Eğer Emin Efendi’nin kendi musiki parçaları hakkında verdiği malumat sırf bundan ibaret olsa zatına aid bir keyfiyet olur. Lakin böyle değil. İstemiyor ki havayı yalnız çalsın. Hisde ve meslekte bir şairle arasında çok fark görmediğini için olmalı bir şairin de kendine refakatini arzu ediyor. Bu bedia-i tabiiyyeyi ben kendi lisanımla tasvir ediyorum. O da kendi lisanıyla söylesin. Çifte sazla bir ahenk yapalım diyor.
– Yazık değil mi! Benim balıkçı ile harmancı vesaire işte böyle yapayalnız kaldı. Şairlerimizden bildiklerime gittim. Yalvardım. Hatta o levhaları benimle beraber temaşa edenlerden bile tenezzülen refakat istedim. Bir ikisi benimle birkaç adım geldiler ama durdular. Hem ahenk de olamadık. Ben anlamam lakin balıkçının halinin şöyle böyle ile tasvir edilmesi hissime ve benim ahengime muvafık düşmedi.
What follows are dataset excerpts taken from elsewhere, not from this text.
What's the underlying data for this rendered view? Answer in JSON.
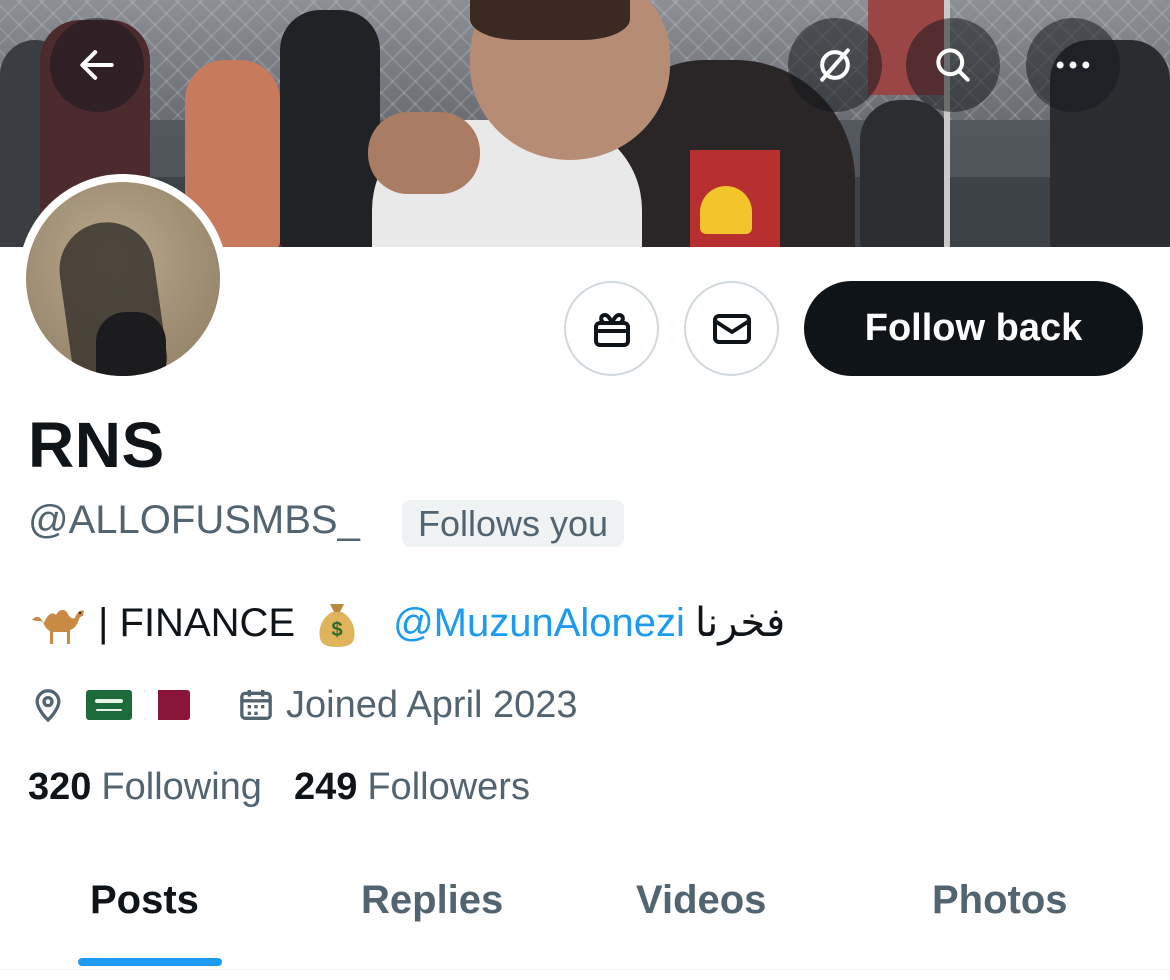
{
  "header": {
    "back_icon": "arrow-left-icon",
    "grok_icon": "grok-icon",
    "search_icon": "search-icon",
    "more_icon": "more-horizontal-icon"
  },
  "profile": {
    "name": "RNS",
    "handle": "@ALLOFUSMBS_",
    "follows_you": "Follows you",
    "bio": {
      "before": "| FINANCE",
      "mention": "@MuzunAlonezi",
      "arabic": "فخرنا"
    },
    "joined": "Joined April 2023",
    "following_count": "320",
    "following_label": "Following",
    "followers_count": "249",
    "followers_label": "Followers"
  },
  "actions": {
    "gift_icon": "gift-icon",
    "message_icon": "mail-icon",
    "follow_label": "Follow back"
  },
  "tabs": [
    {
      "label": "Posts",
      "active": true
    },
    {
      "label": "Replies",
      "active": false
    },
    {
      "label": "Videos",
      "active": false
    },
    {
      "label": "Photos",
      "active": false
    }
  ],
  "colors": {
    "accent": "#1d9bf0",
    "text_primary": "#0f1419",
    "text_secondary": "#536471",
    "button_dark": "#0f1419"
  }
}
Ben yazdım ahenğe koydum. Balıkçı arkadaşına karşı mütefahir saydıyla mesrur.
Her bediâ-i tabiat, her şirin hareket benim ahenğin musikime uyar da niçün şairlerimizin (failâtün failâtün) ne uymuyor diye üzülüyorum.
Şairlerimiz bir çok şarkı güftesi yaptılar. Ben besteledim. Canım onların dediğine geliyorum. Ne lur birazda onlar benim zemzememe uysunlar!
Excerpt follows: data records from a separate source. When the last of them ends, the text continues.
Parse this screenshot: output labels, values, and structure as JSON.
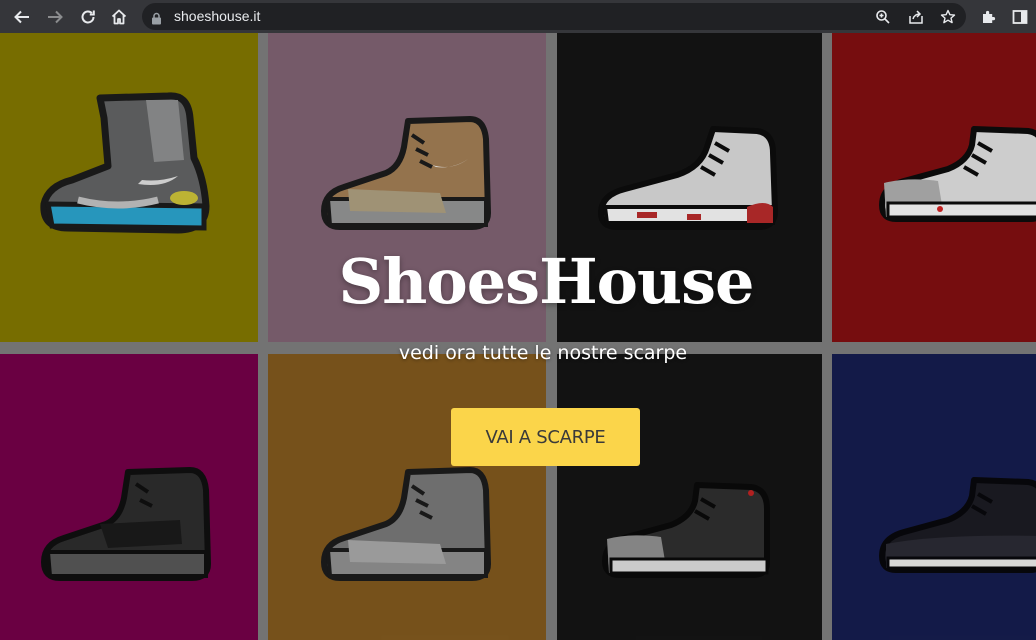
{
  "browser": {
    "url": "shoeshouse.it"
  },
  "hero": {
    "title": "ShoesHouse",
    "subtitle": "vedi ora tutte le nostre scarpe",
    "cta_label": "VAI A SCARPE"
  },
  "tiles": [
    {
      "bg": "#7e7300",
      "shoe": "mag"
    },
    {
      "bg": "#7c5f6f",
      "shoe": "yeezy-tan"
    },
    {
      "bg": "#141414",
      "shoe": "jordan-6-infrared"
    },
    {
      "bg": "#7d0e10",
      "shoe": "jordan-3-white-cement"
    },
    {
      "bg": "#700046",
      "shoe": "yeezy-black"
    },
    {
      "bg": "#7d561d",
      "shoe": "yeezy-grey"
    },
    {
      "bg": "#141414",
      "shoe": "jordan-3-black-cement"
    },
    {
      "bg": "#151c4c",
      "shoe": "jordan-11-space-jam"
    }
  ],
  "colors": {
    "cta": "#fbd54a",
    "tile_gap": "#7a7a7a"
  }
}
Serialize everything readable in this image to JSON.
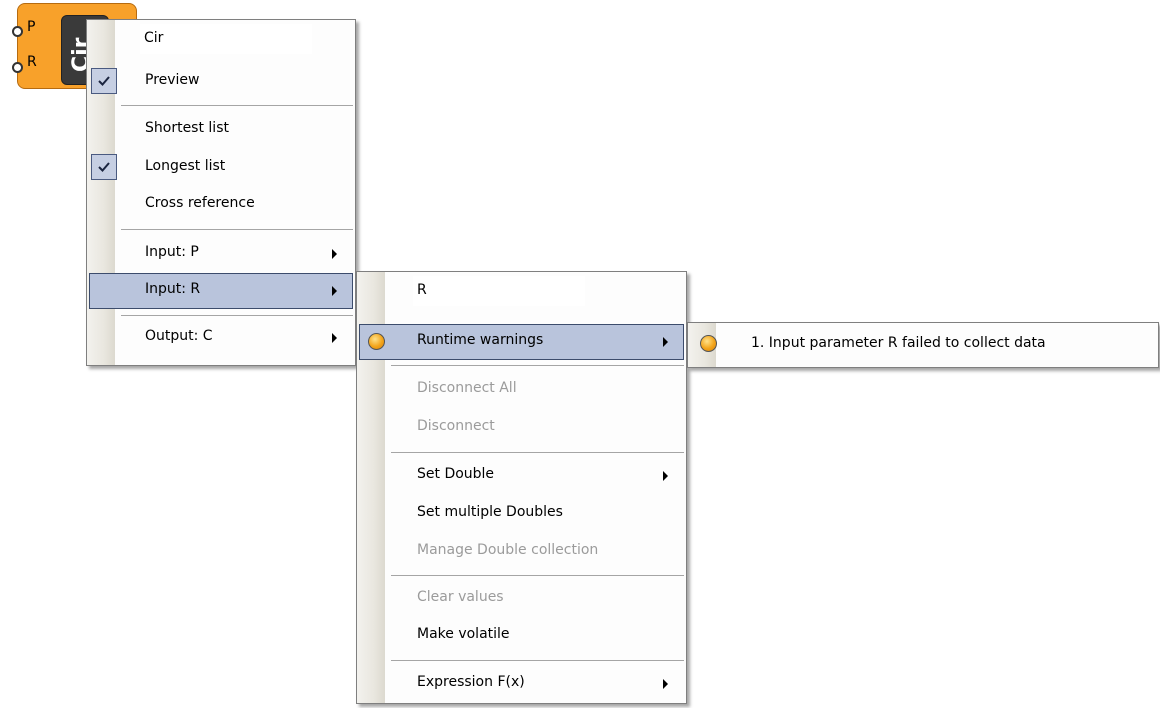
{
  "component": {
    "input_pins": [
      "P",
      "R"
    ],
    "nickname": "Cir"
  },
  "main_menu": {
    "name_field": "Cir",
    "items": [
      {
        "label": "Preview",
        "checked": true
      },
      {
        "label": "Shortest list",
        "checked": false
      },
      {
        "label": "Longest list",
        "checked": true
      },
      {
        "label": "Cross reference",
        "checked": false
      },
      {
        "label": "Input: P",
        "submenu": true
      },
      {
        "label": "Input: R",
        "submenu": true,
        "highlighted": true
      },
      {
        "label": "Output: C",
        "submenu": true
      }
    ]
  },
  "param_menu": {
    "name_field": "R",
    "items": [
      {
        "label": "Runtime warnings",
        "submenu": true,
        "highlighted": true,
        "icon": "warning-dot-icon"
      },
      {
        "label": "Disconnect All",
        "disabled": true
      },
      {
        "label": "Disconnect",
        "disabled": true
      },
      {
        "label": "Set Double",
        "submenu": true
      },
      {
        "label": "Set multiple Doubles"
      },
      {
        "label": "Manage Double collection",
        "disabled": true
      },
      {
        "label": "Clear values",
        "disabled": true
      },
      {
        "label": "Make volatile"
      },
      {
        "label": "Expression F(x)",
        "submenu": true
      }
    ]
  },
  "warnings_menu": {
    "items": [
      {
        "label": "1. Input parameter R failed to collect data",
        "icon": "warning-dot-icon"
      }
    ]
  },
  "colors": {
    "component_orange": "#f8a12a",
    "highlight": "#b9c4dc",
    "highlight_border": "#3c4c6c",
    "disabled_text": "#9b9b9b"
  }
}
Şairlerimiz Emin Efendi’ye ne derler?
Notacı Hacı Emin Efendi
Hacı Emin Efendi 1261 sene-i Hicriyesi şevvalinin 20inci günü İstanbul’da Beylerbeyi’nde Buhurdancı Hacı Yusuf Efendi merhumun sulbünden tevellüd etmiştir.
Mekâtib-i ibtidaiyye’de tahsil eyledikten sonra 1271 senesinde Muzika-i Hümâyun’a dahil olmuş, 1279’da Hicaz’a azimet eylemiş 1281’den 1292’ye kadar tecaretle dehi tevagil eyledikten sonra işbu senede alaturka musikiye merak eylemiştir. Alaturka musikiye merakını müteakib Emin Efendi o zamana kadar mevcud olmayan bir şeyi yani alaturka nağamatı nota ile ifadeyi arzu ederek evvela bir arkadaşından on fasıl nota yazmasını rica etmiş. O zat ise buna mukabil tamam ikiyüz lira istediği cihetle Emin Efendi fasılları nota ile yazmağa bizzat çalışarak şimdi görülen muvaffakiyeti hâsıl etmiştir. İşte şu iştigal sebebiyle 1290 da bir taş matbaası küşad eylemiştir ve 1294 senesinde Matbaa-i Osmaniye’nin küşad ve tesisine şerik olarak çalışmış bilahare 1297 senesinde Matbaa-i Osmaniye’den müşareketi Kat’ı eyleyerek o zamandan beri notacılık da devam etmişdir ki şu devam ve gayretin semeresi olarak meydana dört yüze karib matbu nota getirmiştir.